The question is howw to work intrantionaliation and localization based markup such as bidirectional markers and Ruby into schemas. Versioning is a problem. XHTML is the poster child here. DTD modularization doesn't survive validation. W3C Schemas have problems. Architectural forms may help as may RDF. Eric van der Vlist in Q&A suggests using processing instructions instead.
In the final regular session of the day Liam Quin is catching flak for the W3C about anything and everything people want to bitch about. He hopes XSLT 2 will go to candidate recommendation in a couple of months.
Tommie Usdin is very disappointed in the "nearly all" compatibility of XSLT 2 with XSL 1.1. She wants full compatibility. "It erodes confidence. It's an enormously big public relations mistake."
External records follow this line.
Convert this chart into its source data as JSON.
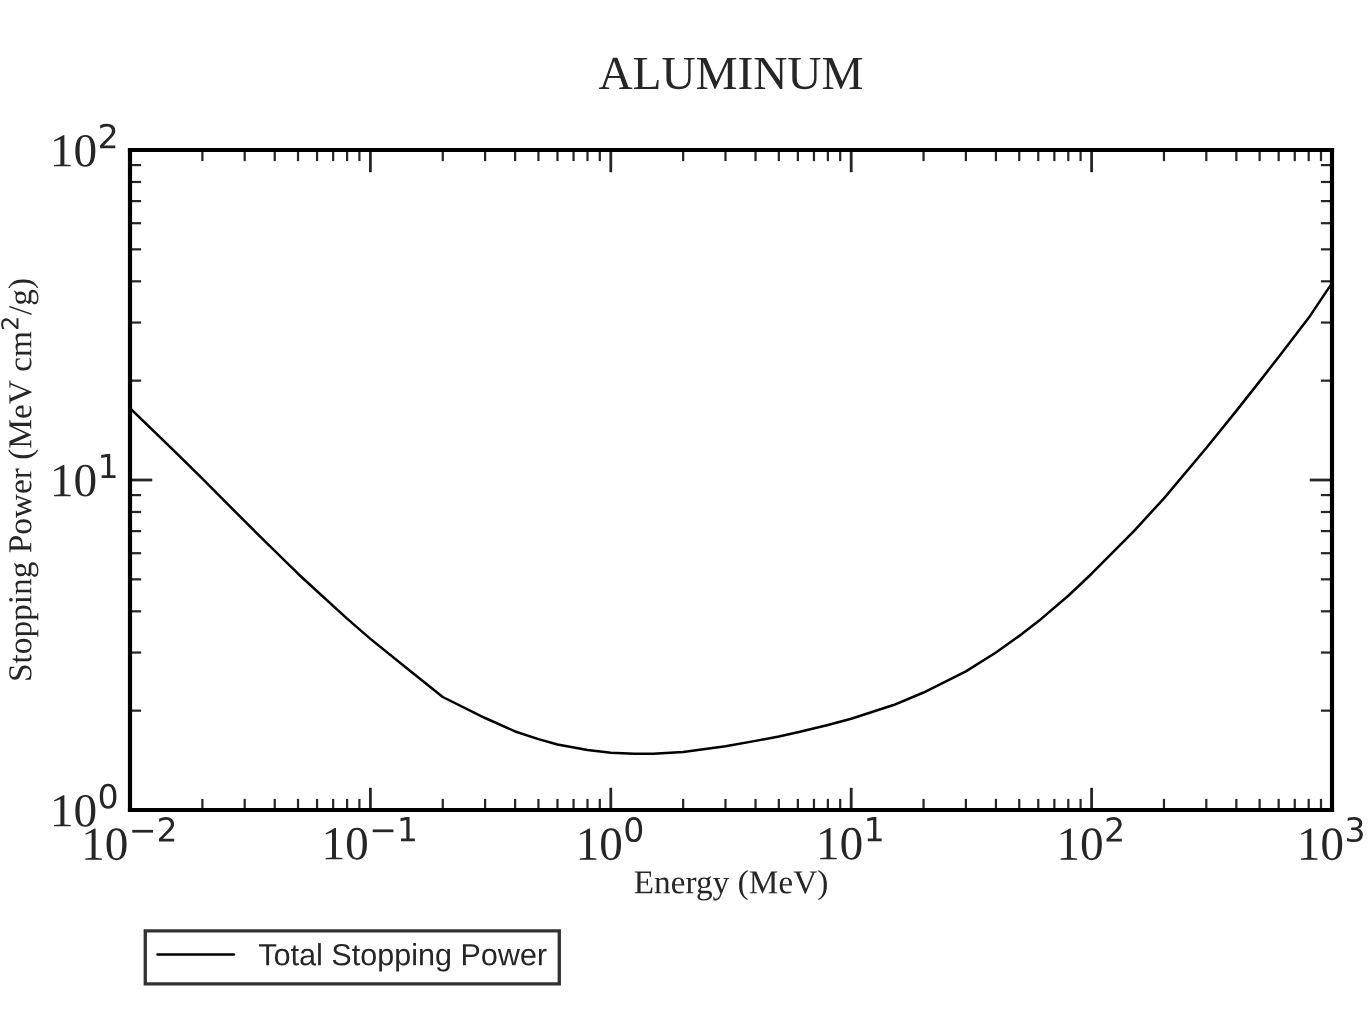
{
  "chart_data": {
    "type": "line",
    "title": "ALUMINUM",
    "xlabel": "Energy (MeV)",
    "ylabel": "Stopping Power (MeV cm$^{2}$/g)",
    "log": "xy",
    "xlim": [
      0.01,
      1000
    ],
    "ylim": [
      1,
      100
    ],
    "xticks": [
      {
        "value": 0.01,
        "label": "10$^{−2}$"
      },
      {
        "value": 0.1,
        "label": "10$^{−1}$"
      },
      {
        "value": 1,
        "label": "10$^{0}$"
      },
      {
        "value": 10,
        "label": "10$^{1}$"
      },
      {
        "value": 100,
        "label": "10$^{2}$"
      },
      {
        "value": 1000,
        "label": "10$^{3}$"
      }
    ],
    "yticks": [
      {
        "value": 1,
        "label": "10$^{0}$"
      },
      {
        "value": 10,
        "label": "10$^{1}$"
      },
      {
        "value": 100,
        "label": "10$^{2}$"
      }
    ],
    "grid": false,
    "legend": "bottom left",
    "marker": "none",
    "line_style": "solid",
    "x": [
      0.01,
      0.015,
      0.02,
      0.03,
      0.04,
      0.05,
      0.06,
      0.08,
      0.1,
      0.15,
      0.2,
      0.3,
      0.4,
      0.5,
      0.6,
      0.8,
      1,
      1.25,
      1.5,
      2,
      3,
      4,
      5,
      6,
      8,
      10,
      15,
      20,
      30,
      40,
      50,
      60,
      80,
      100,
      150,
      200,
      300,
      400,
      500,
      600,
      800,
      1000
    ],
    "series": [
      {
        "name": "Total Stopping Power",
        "color": "#000000",
        "values": [
          16.5,
          12.4,
          10.1,
          7.5,
          6.1,
          5.2,
          4.6,
          3.8,
          3.3,
          2.6,
          2.2,
          1.9,
          1.73,
          1.64,
          1.58,
          1.52,
          1.49,
          1.48,
          1.48,
          1.5,
          1.56,
          1.62,
          1.67,
          1.72,
          1.81,
          1.89,
          2.08,
          2.27,
          2.63,
          3.0,
          3.37,
          3.73,
          4.46,
          5.2,
          7.0,
          8.8,
          12.5,
          16.2,
          19.9,
          23.6,
          31.0,
          39.5
        ]
      }
    ]
  }
}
Syd Bauman wants the W3C to handle characters outside of Unicode (a very bad idea IMHO). He wants SDATA entities.
Simon St. Laurent wants to start simplifying standards again (as XML sdimplified SGML, XSL simplified DSSSL, and XLink simpliied HyTime) and stop building huge specs by committee like Schemas, XQuery, and XSLT 2. Ann Wrightson agrees, and adds that she wants the W3C to knock vendor heads together to encourage more schema compatibility.
John Cowan wants the XML Core Working Group shut down to prevent people from tampering with the core of XML.
Boeing found that most of their suppliers didn't even know what XML was, and they had to train them.